Damit soll zugleich der seit vielen Jahren zu beobachtende Anstieg der Zahl der
untergebrachten Personen möglichst gebremst werden.
Die Anforderungen an den erforderlichen „Hang“ zum übermäßigen
Rauschmittelkonsum, an den Zusammenhang zwischen Hang und Straffälligkeit und
an die Erfolgsaussicht einer Behandlung werden zu diesem Zweck erhöht. Der
regelmäßige Zeitpunkt für eine Reststrafenaussetzung wird, auch für die Berechnung
eines etwaigen Vorwegvollzugs der Freiheitsstrafe, an den bei der reinen
Strafvollstreckung üblichen Zweidrittelzeitpunkt angepasst. In der
Strafprozessordnung wird klarstellend die sofortige Vollziehbarkeit von
Entscheidungen normiert, mit denen die Behandlung wegen Erfolglosigkeit für
erledigt erklärt wird.
Bundesjustizminister
Dr. Marco Buschmann erklärt hierzu:
„In den letzten Jahren hat die Zahl der Menschen drastisch zugenommen, die nach
einer strafgerichtlichen Verurteilung in einer Entziehungsanstalt untergebracht
sind. Viele Kliniken sind überlastet. Das gefährdet auch den Behandlungserfolg
der untergebrachten Personen. Durch die Anpassung der Anordnungsvoraussetzungen
und anderen Regelungen tragen wir dafür Sorge, dass sich die Behandlung wieder
auf diejenigen Personen konzentrieren kann, die wirklich behandlungsbedürftig
und -fähig sind.
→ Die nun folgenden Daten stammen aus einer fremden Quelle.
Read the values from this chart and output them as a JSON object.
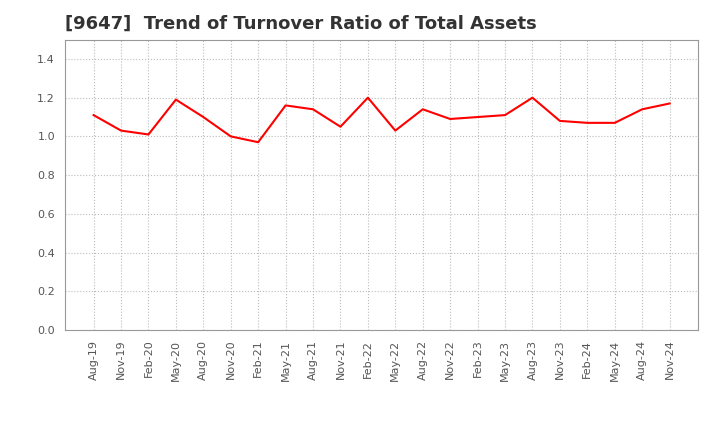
{
  "title": "[9647]  Trend of Turnover Ratio of Total Assets",
  "x_labels": [
    "Aug-19",
    "Nov-19",
    "Feb-20",
    "May-20",
    "Aug-20",
    "Nov-20",
    "Feb-21",
    "May-21",
    "Aug-21",
    "Nov-21",
    "Feb-22",
    "May-22",
    "Aug-22",
    "Nov-22",
    "Feb-23",
    "May-23",
    "Aug-23",
    "Nov-23",
    "Feb-24",
    "May-24",
    "Aug-24",
    "Nov-24"
  ],
  "y_values": [
    1.11,
    1.03,
    1.01,
    1.19,
    1.1,
    1.0,
    0.97,
    1.16,
    1.14,
    1.05,
    1.2,
    1.03,
    1.14,
    1.09,
    1.1,
    1.11,
    1.2,
    1.08,
    1.07,
    1.07,
    1.14,
    1.17
  ],
  "line_color": "#ff0000",
  "line_width": 1.5,
  "ylim": [
    0.0,
    1.5
  ],
  "yticks": [
    0.0,
    0.2,
    0.4,
    0.6,
    0.8,
    1.0,
    1.2,
    1.4
  ],
  "grid_color": "#bbbbbb",
  "spine_color": "#999999",
  "background_color": "#ffffff",
  "title_fontsize": 13,
  "tick_fontsize": 8,
  "title_color": "#333333",
  "tick_color": "#555555"
}
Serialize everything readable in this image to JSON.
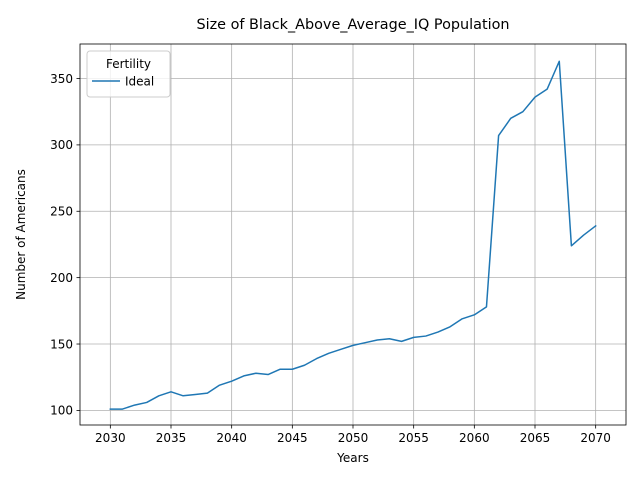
{
  "chart_data": {
    "type": "line",
    "title": "Size of Black_Above_Average_IQ Population",
    "xlabel": "Years",
    "ylabel": "Number of Americans",
    "xlim": [
      2027.5,
      2072.5
    ],
    "ylim": [
      89,
      376
    ],
    "xticks": [
      2030,
      2035,
      2040,
      2045,
      2050,
      2055,
      2060,
      2065,
      2070
    ],
    "yticks": [
      100,
      150,
      200,
      250,
      300,
      350
    ],
    "grid": true,
    "legend": {
      "title": "Fertility",
      "placement": "upper-left"
    },
    "series": [
      {
        "name": "Ideal",
        "color": "#1f77b4",
        "x": [
          2030,
          2031,
          2032,
          2033,
          2034,
          2035,
          2036,
          2037,
          2038,
          2039,
          2040,
          2041,
          2042,
          2043,
          2044,
          2045,
          2046,
          2047,
          2048,
          2049,
          2050,
          2051,
          2052,
          2053,
          2054,
          2055,
          2056,
          2057,
          2058,
          2059,
          2060,
          2061,
          2062,
          2063,
          2064,
          2065,
          2066,
          2067,
          2068,
          2069,
          2070
        ],
        "y": [
          101,
          101,
          104,
          106,
          111,
          114,
          111,
          112,
          113,
          119,
          122,
          126,
          128,
          127,
          131,
          131,
          134,
          139,
          143,
          146,
          149,
          151,
          153,
          154,
          152,
          155,
          156,
          159,
          163,
          169,
          172,
          178,
          307,
          320,
          325,
          336,
          342,
          363,
          224,
          232,
          239
        ]
      }
    ]
  }
}
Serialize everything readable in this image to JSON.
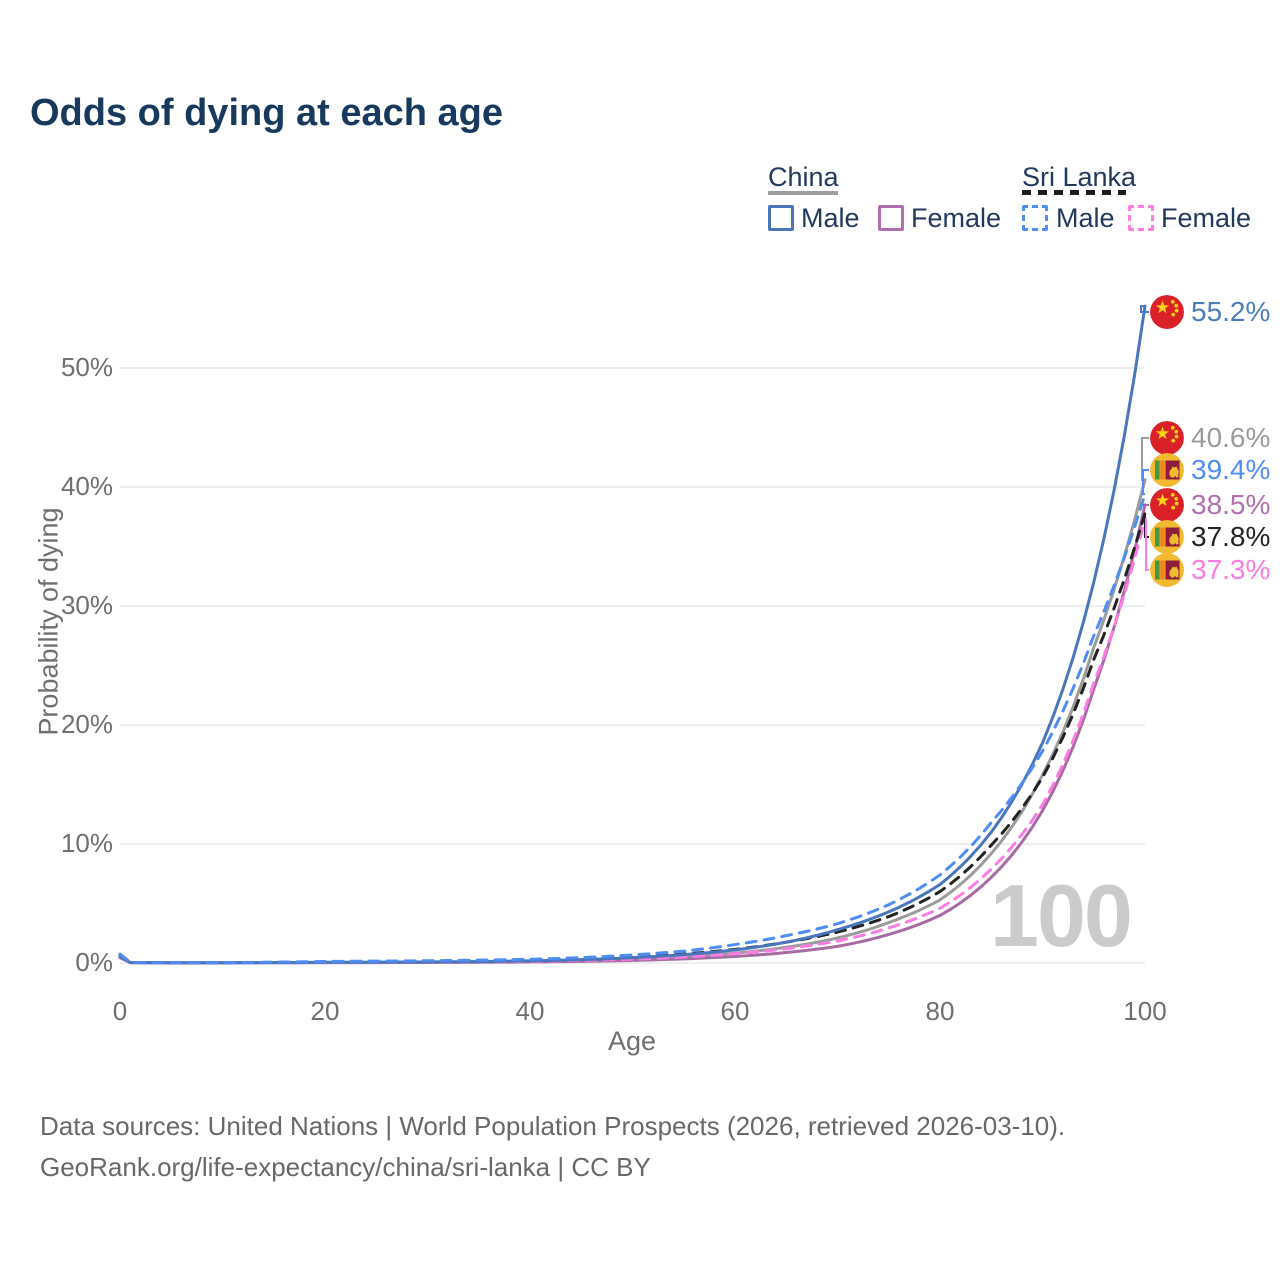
{
  "title": "Odds of dying at each age",
  "watermark": "100",
  "legend": {
    "groups": [
      {
        "id": "china",
        "label": "China",
        "line_style": "solid",
        "underline_color": "#9e9e9e",
        "items": [
          {
            "label": "Male",
            "color": "#4a76bb"
          },
          {
            "label": "Female",
            "color": "#b06fae"
          }
        ]
      },
      {
        "id": "sri-lanka",
        "label": "Sri Lanka",
        "line_style": "dashed",
        "underline_color": "#1c1c1c",
        "items": [
          {
            "label": "Male",
            "color": "#4f8df5"
          },
          {
            "label": "Female",
            "color": "#fc7ce0"
          }
        ]
      }
    ]
  },
  "axes": {
    "x": {
      "label": "Age",
      "ticks": [
        "0",
        "20",
        "40",
        "60",
        "80",
        "100"
      ],
      "tick_values": [
        0,
        20,
        40,
        60,
        80,
        100
      ],
      "range": [
        0,
        100
      ]
    },
    "y": {
      "label": "Probability of dying",
      "ticks": [
        "0%",
        "10%",
        "20%",
        "30%",
        "40%",
        "50%"
      ],
      "tick_values": [
        0,
        10,
        20,
        30,
        40,
        50
      ],
      "range": [
        0,
        55.5
      ]
    }
  },
  "chart_data": {
    "type": "line",
    "title": "Odds of dying at each age",
    "xlabel": "Age",
    "ylabel": "Probability of dying",
    "x": [
      0,
      1,
      5,
      10,
      15,
      20,
      25,
      30,
      35,
      40,
      45,
      50,
      55,
      60,
      65,
      70,
      75,
      80,
      85,
      90,
      95,
      100
    ],
    "unit": "percent",
    "grid": "horizontal",
    "legend_position": "top-right",
    "series": [
      {
        "id": "china-total",
        "country": "China",
        "sex": "Total",
        "color": "#9b9b9b",
        "label_color": "#9b9b9b",
        "dash": null,
        "flag": "cn",
        "end_label": "40.6%",
        "values": [
          0.5,
          0.035,
          0.018,
          0.018,
          0.03,
          0.045,
          0.055,
          0.07,
          0.09,
          0.14,
          0.21,
          0.34,
          0.53,
          0.83,
          1.32,
          2.1,
          3.4,
          5.3,
          9.2,
          15.8,
          26.5,
          40.6
        ]
      },
      {
        "id": "china-female",
        "country": "China",
        "sex": "Female",
        "color": "#a76ba3",
        "label_color": "#b06fae",
        "dash": null,
        "flag": "cn",
        "end_label": "38.5%",
        "values": [
          0.45,
          0.03,
          0.015,
          0.015,
          0.02,
          0.03,
          0.035,
          0.045,
          0.06,
          0.09,
          0.14,
          0.22,
          0.35,
          0.55,
          0.88,
          1.4,
          2.4,
          4.0,
          7.2,
          12.8,
          23.0,
          38.5
        ]
      },
      {
        "id": "sri-lanka-female",
        "country": "Sri Lanka",
        "sex": "Female",
        "color": "#fb7ce4",
        "label_color": "#fb7ce4",
        "dash": "10 8",
        "flag": "lk",
        "end_label": "37.3%",
        "values": [
          0.6,
          0.04,
          0.02,
          0.02,
          0.03,
          0.05,
          0.06,
          0.075,
          0.1,
          0.14,
          0.21,
          0.32,
          0.5,
          0.78,
          1.2,
          1.85,
          2.95,
          4.6,
          7.9,
          13.3,
          23.5,
          37.3
        ]
      },
      {
        "id": "sri-lanka-total",
        "country": "Sri Lanka",
        "sex": "Total",
        "color": "#232323",
        "label_color": "#232323",
        "dash": "10 8",
        "flag": "lk",
        "end_label": "37.8%",
        "values": [
          0.68,
          0.045,
          0.025,
          0.025,
          0.05,
          0.09,
          0.11,
          0.13,
          0.17,
          0.23,
          0.33,
          0.5,
          0.75,
          1.15,
          1.75,
          2.6,
          3.9,
          6.0,
          9.9,
          15.6,
          25.5,
          37.8
        ]
      },
      {
        "id": "china-male",
        "country": "China",
        "sex": "Male",
        "color": "#4a76bb",
        "label_color": "#4a7ebb",
        "dash": null,
        "flag": "cn",
        "end_label": "55.2%",
        "values": [
          0.55,
          0.04,
          0.02,
          0.02,
          0.04,
          0.06,
          0.07,
          0.09,
          0.12,
          0.18,
          0.28,
          0.45,
          0.7,
          1.1,
          1.75,
          2.8,
          4.3,
          6.6,
          11.0,
          18.5,
          32.0,
          55.2
        ]
      },
      {
        "id": "sri-lanka-male",
        "country": "Sri Lanka",
        "sex": "Male",
        "color": "#4f8df5",
        "label_color": "#4f8df5",
        "dash": "10 8",
        "flag": "lk",
        "end_label": "39.4%",
        "values": [
          0.75,
          0.05,
          0.03,
          0.03,
          0.07,
          0.13,
          0.16,
          0.19,
          0.24,
          0.31,
          0.45,
          0.68,
          1.0,
          1.55,
          2.3,
          3.3,
          4.9,
          7.4,
          11.8,
          17.8,
          27.5,
          39.4
        ]
      }
    ]
  },
  "source": {
    "line1": "Data sources: United Nations | World Population Prospects (2026, retrieved 2026-03-10).",
    "line2": "GeoRank.org/life-expectancy/china/sri-lanka | CC BY"
  }
}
Nur so lassen sich gute Behandlungserfolge erreichen – im
Interesse der betroffenen Personen selbst, aber auch im Interesse unseres
Allgemeinwesens.“
III. Erweiterung der Strafzumessungsnorm § 46 StGB
§ 46 Absatz 2 StGB nennt Umstände, die bei der Strafzumessung zu berücksichtigen sind. Menschenverachtende Beweggründe und Ziele sind danach besonders zu berücksichtigen. Beispielhaft genannt hierfür werden rassistische, fremdenfeindliche und antisemitische Beweggründe und Ziele. In diese Liste sollen nunmehr ausdrücklich auch „geschlechtsspezifische“ sowie „gegen die sexuelle Orientierung gerichtete“ Tatmotive aufgenommen werden. Der Begriff „geschlechtsspezifisch“ soll dabei nicht nur die unmittelbar auf Hass gegen Menschen eines bestimmten Geschlechts beruhenden Beweggründe erfassen, sondern auch die Fälle einbeziehen, in denen die Tat handlungsleitend von Vorstellungen geschlechtsbezogener Ungleichwertigkeit geprägt ist. Dies ist etwa dann der Fall, wenn der Täter gegenüber seiner Partnerin oder Ex-Partnerin mit Gewalt einen vermeintlichen patriarchalischen Herrschafts- und Besitzanspruch durchsetzen will. „Geschlechtsspezifisch“ sind aber auch solche Tatmotive, die sich gegen die trans- oder intergeschlechtliche Identität oder die (sonstige) nicht-binäre Geschlechtsidentität des Opfers richten Die ausdrückliche Nennung der „gegen die sexuelle Orientierung gerichteten“ Tatmotive erfasst zusätzlich Hasstaten, die etwa gegen Menschen mit homo- oder bisexuellen Orientierung begangen werden. Damit betont die Notwendigkeit einer angemessenen Strafzumessung für alle Taten, die sich gegen LSBTI-Personen richten.
Bundesjustizminister
Dr. Marco Buschmann erklärt hierzu:
„Wir erweitern den Katalog der Strafschärfungsgründe in § 46 StGB. Hier sollen
künftig „geschlechtsspezifische“ und „gegen die sexuelle Orientierung
gerichtete“ Tatmotive aufgeführt werden. Das eröffnet den Gerichten mehr
Spielraum, um noch entschiedener gegen das erschreckende Ausmaß
geschlechtsspezifischer Gewalt und die zunehmende Gewalt gegen LSBTI-Personen
vorzugehen.“
IV. Ambulante Maßnahmen: Auflagen und Weisungen
Schließlich sollen die Möglichkeiten bekräftigt und ausbaut werden, durch ambulante Maßnahmen positiv auf Straftäter einzuwirken:
Daher wird
die Möglichkeit einer Therapieweisung im Rahmen der Strafaussetzung zur
Bewährung (§ 56c StGB), der Verwarnung mit Strafvorbehalt (§ 59a StGB) und des
Absehens von der Verfolgung unter Auflagen und Weisungen (§ 153a StPO)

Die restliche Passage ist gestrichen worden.